Wednesday, November 9, 2011

It Takes Two

The recent LSU vs. Alabama football game was an intense engagement between the two contestants.  No matter how you feel about the outcome (Go Tigers !!!!), it clearly was a classic example of a hard-fought competition. 

My question is: How come conservatives, who are always beating us over the head with their phony demands for competition in the market place, don't even understand the meaning of the word competition?

The Picayune today reports that the Jindal administration was opposed to the $80 million grant (read, gift) from the Feds to provide broadband service to rural schools, libraries, health care facilities, and homes, because they couldn't figure out a way to cut their cronies in on the deal fast enough.  Seems the Feds pulled the moola before the Jindal crime syndicate could paste and glue together enough private/public partnerships to make off with the dough.  Commissioner of administration Paul Rainwater said allowing the state to go forward with using the grant to provide the service on its own, would unfairly "compete with private business."  Of course, the obvious point here is that there is no competition from the private sector for this rural service because they do not deem it sufficiently profitable.
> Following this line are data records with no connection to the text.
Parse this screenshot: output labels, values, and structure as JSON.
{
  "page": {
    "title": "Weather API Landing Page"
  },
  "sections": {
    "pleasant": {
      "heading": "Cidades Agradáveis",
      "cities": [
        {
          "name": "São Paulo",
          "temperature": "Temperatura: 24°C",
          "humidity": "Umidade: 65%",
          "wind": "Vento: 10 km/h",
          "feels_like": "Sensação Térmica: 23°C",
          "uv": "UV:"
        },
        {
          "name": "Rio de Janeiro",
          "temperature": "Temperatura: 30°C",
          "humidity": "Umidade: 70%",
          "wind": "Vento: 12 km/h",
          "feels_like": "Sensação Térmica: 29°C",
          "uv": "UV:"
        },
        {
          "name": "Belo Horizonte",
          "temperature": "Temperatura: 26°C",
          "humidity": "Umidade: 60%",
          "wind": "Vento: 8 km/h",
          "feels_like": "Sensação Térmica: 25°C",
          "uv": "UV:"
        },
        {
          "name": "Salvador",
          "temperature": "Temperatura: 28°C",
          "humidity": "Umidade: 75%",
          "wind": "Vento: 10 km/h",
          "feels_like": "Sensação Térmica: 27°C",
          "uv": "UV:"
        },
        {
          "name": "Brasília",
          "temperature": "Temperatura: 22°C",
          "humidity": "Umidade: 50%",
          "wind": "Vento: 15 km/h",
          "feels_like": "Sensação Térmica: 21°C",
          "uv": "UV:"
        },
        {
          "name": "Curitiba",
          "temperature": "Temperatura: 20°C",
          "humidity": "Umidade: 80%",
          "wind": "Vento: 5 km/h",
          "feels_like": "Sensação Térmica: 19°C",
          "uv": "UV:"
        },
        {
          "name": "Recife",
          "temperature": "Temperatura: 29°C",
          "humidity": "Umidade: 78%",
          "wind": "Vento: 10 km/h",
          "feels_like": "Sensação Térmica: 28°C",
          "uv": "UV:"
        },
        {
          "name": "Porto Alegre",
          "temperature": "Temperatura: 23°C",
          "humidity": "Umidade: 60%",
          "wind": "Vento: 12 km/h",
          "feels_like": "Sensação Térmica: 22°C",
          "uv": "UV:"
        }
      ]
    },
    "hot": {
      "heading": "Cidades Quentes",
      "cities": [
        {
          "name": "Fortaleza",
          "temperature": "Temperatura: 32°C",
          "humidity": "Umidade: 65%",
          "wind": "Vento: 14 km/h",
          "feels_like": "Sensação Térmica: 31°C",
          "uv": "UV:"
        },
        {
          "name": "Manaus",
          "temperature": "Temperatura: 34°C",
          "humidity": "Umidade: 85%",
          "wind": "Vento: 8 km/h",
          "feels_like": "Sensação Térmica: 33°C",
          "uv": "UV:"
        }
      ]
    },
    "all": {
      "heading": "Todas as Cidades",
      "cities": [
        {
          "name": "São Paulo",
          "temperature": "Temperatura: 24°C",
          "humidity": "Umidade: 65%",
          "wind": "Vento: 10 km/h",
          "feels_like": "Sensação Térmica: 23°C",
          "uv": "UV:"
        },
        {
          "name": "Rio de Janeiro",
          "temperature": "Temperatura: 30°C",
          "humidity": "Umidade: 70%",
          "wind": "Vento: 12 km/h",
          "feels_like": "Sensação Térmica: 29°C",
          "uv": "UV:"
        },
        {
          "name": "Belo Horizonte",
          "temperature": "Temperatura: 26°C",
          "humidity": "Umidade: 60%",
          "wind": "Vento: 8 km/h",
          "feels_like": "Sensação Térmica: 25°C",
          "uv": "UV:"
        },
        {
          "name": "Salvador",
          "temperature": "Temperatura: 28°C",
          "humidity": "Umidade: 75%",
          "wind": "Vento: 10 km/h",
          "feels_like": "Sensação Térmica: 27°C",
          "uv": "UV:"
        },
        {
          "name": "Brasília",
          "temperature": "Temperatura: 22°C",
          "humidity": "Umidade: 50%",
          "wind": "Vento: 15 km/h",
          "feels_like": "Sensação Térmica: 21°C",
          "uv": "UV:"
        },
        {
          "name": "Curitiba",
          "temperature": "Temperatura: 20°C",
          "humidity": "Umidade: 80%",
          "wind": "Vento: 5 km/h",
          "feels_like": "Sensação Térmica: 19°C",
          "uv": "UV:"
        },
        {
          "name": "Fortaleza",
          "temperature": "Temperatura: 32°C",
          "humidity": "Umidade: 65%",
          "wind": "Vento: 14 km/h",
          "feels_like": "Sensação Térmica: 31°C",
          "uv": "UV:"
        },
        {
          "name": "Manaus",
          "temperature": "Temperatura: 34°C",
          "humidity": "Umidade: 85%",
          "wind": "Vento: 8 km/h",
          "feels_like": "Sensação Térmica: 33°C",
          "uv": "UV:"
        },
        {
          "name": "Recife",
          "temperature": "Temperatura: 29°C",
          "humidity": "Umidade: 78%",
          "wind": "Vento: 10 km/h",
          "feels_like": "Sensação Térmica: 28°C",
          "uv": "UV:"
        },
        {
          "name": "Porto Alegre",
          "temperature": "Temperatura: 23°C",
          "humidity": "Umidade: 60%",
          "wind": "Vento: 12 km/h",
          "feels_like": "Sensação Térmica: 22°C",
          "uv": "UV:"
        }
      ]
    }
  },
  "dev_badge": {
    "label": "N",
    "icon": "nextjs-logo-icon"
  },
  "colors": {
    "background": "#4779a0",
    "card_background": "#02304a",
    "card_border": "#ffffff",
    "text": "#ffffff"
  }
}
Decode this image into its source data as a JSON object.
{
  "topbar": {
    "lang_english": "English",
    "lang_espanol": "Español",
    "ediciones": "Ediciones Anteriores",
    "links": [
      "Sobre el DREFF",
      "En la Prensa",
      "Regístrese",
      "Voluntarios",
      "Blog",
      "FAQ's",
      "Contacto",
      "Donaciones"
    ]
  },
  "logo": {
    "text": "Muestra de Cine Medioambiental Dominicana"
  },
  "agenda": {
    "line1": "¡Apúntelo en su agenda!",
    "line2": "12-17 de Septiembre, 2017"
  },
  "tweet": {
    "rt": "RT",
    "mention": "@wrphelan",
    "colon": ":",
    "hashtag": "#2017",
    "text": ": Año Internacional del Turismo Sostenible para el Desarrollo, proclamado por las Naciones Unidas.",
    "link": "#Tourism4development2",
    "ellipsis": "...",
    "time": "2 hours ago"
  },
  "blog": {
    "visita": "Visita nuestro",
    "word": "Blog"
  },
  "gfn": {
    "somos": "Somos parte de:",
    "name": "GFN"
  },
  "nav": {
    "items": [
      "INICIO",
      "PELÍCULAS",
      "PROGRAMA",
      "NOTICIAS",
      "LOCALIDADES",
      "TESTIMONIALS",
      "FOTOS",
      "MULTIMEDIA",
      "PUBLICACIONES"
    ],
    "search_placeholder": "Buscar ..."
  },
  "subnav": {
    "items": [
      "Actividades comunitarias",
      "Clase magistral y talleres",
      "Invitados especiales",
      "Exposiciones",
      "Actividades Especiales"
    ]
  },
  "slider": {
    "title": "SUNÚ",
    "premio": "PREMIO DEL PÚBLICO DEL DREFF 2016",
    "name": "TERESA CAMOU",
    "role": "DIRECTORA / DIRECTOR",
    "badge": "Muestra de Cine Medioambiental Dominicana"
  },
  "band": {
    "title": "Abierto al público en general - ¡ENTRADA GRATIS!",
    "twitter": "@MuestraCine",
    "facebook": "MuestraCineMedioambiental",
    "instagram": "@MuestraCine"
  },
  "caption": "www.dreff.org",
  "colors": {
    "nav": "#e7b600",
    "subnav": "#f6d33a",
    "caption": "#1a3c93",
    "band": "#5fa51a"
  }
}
This is the same brain dead and, I thought, long buried idea that conservatives advanced to trash the TVA (Tennessee Valley Authority) and REA (Rural Electrification Authority) during the New Deal.  The utility companies were happy to leave 90% of all rural households in the dark at that time because it was not profitable enough, they said, to provide the service.  They added that the government's involvement would unfairly compete with private business.

They were wrong.  They still are.  Competition requires at least two.  But when it comes to the provision of essential services neglected by the private sector, one will do.